Large-Scale Web Applications

Lecture Notes for CS 142
Spring 2012
John Ousterhout

  • Additional reading for this topic: none.
  • Scale of Web applications: 1000x anything previously built.
  • Load-balancing routers: replicate Web front ends.
    • DNS (Domain Name System) load balancing:
      • Specify multiple targets for a given name
      • DNS servers rotate among those targets
    • HTTP redirection (HotMail, now LiveMail):
      • Front-end machine accepts initial connections
      • Redirects them among an array of back-end machines.
    • Load-balancing switch ("Layer 4-7 Switch"):
      • All incoming packets pass through one switch, which dispatches them to one of many servers; once TCP connection established, load balancer will send all packets for that connection to the same server.
      • In some cases the switches are smart enough to inspect session cookies, so that the same session always goes to the same server.
  • How to handle session data?
    • Different requests may go to different servers
    • Individual servers may crash
    • Need for session data to move from server to server as necessary.
    • Solution #1: keep all session data in shared storage:
      • File system
      • Database
      • May be expensive to retrieve for each request
    • Solution #2: keep session data in cookies
      • No server storage required
      • Cookies limit the amount of data that can be stored
    • Solution #3: cache session data in last server that used it
      • Store server map in shared storage
      • If future request goes to different server, use map to find server holding session data, retrieve data from previous server.
  • Scaling the storage system:
    • Almost all Web applications start off using relational databases.
    • A single database instance doesn't scale very far.
    • Applications must partition data among multiple independent databases, which adds complexity.
      • Example: Facebook had 4000 MySQL servers by 2009
    • Memcache: main-memory caching system
      • Key-value store (both keys and values are arbitrary blobs)
      • Used to cache results of recent database queries
      • Much faster than databases: 500-microsecond access time, vs. 10's of milliseconds
      • Problems:
        • Writes must still go to the DBMS, so no performance improvement for them
        • Must manage consistency in software (e.g., flush relevant memcache data when database gets modified)
      • Example: Facebook had 2000 memcache servers by 2009
  • Because of scalability problems, we are seeing many new approaches to storage:
    • RAMCloud: new storage system under development in a research project here at Stanford:
      • Store all data in DRAM permanently
      • Aggregate thousands of servers in a datacenter
      • Use disk to backup data for high durability and availability
      • 32-256 GB per server
      • 100-500 TB per system
      • Very high performance:
        • 5-10 microsecond access time
        • 1 million operations/second/server
  • Scaling issues make it difficult to create new Web applications:
    • Initially, can't afford expensive systems for managing large scale.
    • But, application can suddenly become very popular ("flash crowd"); can be disastrous if application can't scale quickly.
    • Can take weeks or months to buy and install new servers.
    • Must become expert in datacenter management.
    • Each 10x growth in application scale typically requires new application-specific techniques.
  • Cloud computing:
    • Separate scalability issues from application development.
    • Specialized providers offer scalable infrastructure.
    • Just pay for what you need.
  • Example #1: Amazon Web Services
    • Elastic Compute Cloud (EC2): rent CPUs in an Amazon datacenter for < $0.10/CPU/hour
    • Scale up and down by hundreds of CPUs almost instantly
    • Simple Storage Service (S3): stores blobs of data inexpensively (about $0.10/GB/month).
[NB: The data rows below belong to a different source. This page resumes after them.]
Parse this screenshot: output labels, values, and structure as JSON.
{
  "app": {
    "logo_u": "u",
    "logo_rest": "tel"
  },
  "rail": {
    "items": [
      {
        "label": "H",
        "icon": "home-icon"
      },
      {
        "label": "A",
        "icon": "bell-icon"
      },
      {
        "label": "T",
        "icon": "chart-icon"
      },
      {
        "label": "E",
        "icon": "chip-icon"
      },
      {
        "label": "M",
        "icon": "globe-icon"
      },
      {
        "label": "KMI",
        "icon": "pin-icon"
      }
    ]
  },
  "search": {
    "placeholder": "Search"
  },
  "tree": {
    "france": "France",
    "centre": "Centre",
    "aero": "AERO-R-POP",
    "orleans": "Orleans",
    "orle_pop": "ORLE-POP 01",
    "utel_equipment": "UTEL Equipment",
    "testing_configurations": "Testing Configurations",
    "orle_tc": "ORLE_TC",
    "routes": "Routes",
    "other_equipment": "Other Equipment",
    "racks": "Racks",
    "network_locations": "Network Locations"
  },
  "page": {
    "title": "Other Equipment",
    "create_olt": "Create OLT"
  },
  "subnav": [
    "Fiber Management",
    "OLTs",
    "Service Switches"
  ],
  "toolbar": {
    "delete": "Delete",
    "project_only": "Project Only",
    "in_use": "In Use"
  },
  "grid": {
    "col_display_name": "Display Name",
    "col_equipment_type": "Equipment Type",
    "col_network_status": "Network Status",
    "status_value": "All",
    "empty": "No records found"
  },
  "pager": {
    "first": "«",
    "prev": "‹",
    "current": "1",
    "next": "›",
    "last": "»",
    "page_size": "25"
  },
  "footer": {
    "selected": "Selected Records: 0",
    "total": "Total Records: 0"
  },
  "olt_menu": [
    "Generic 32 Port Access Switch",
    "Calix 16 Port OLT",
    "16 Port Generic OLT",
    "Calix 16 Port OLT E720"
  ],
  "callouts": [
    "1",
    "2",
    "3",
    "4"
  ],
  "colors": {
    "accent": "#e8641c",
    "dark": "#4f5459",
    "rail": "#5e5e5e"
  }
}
    • AWS provides low-level facilities; users still have to worry about various management issues ("how do I know it's time to allocate more CPUs?")
  • Example #2: Google AppEngine
    • Much higher level interface:
      • You provide pieces of Python or Java code, URLs associated with each piece of code.
      • Google does the rest:
        • Allocate machines to run your code
        • Arrange for name mappings so that HTTP requests find their way to your code
        • Scale machine allocations up and down automatically as load changes
      • AppEngine also includes a scalable storage system
    • More constrained environment
      • Must use Python or Java
      • Must use specialized Google storage system
  • In the future we are going to see more systems like AWS and AppEngine, with more and more convenient high-level interfaces.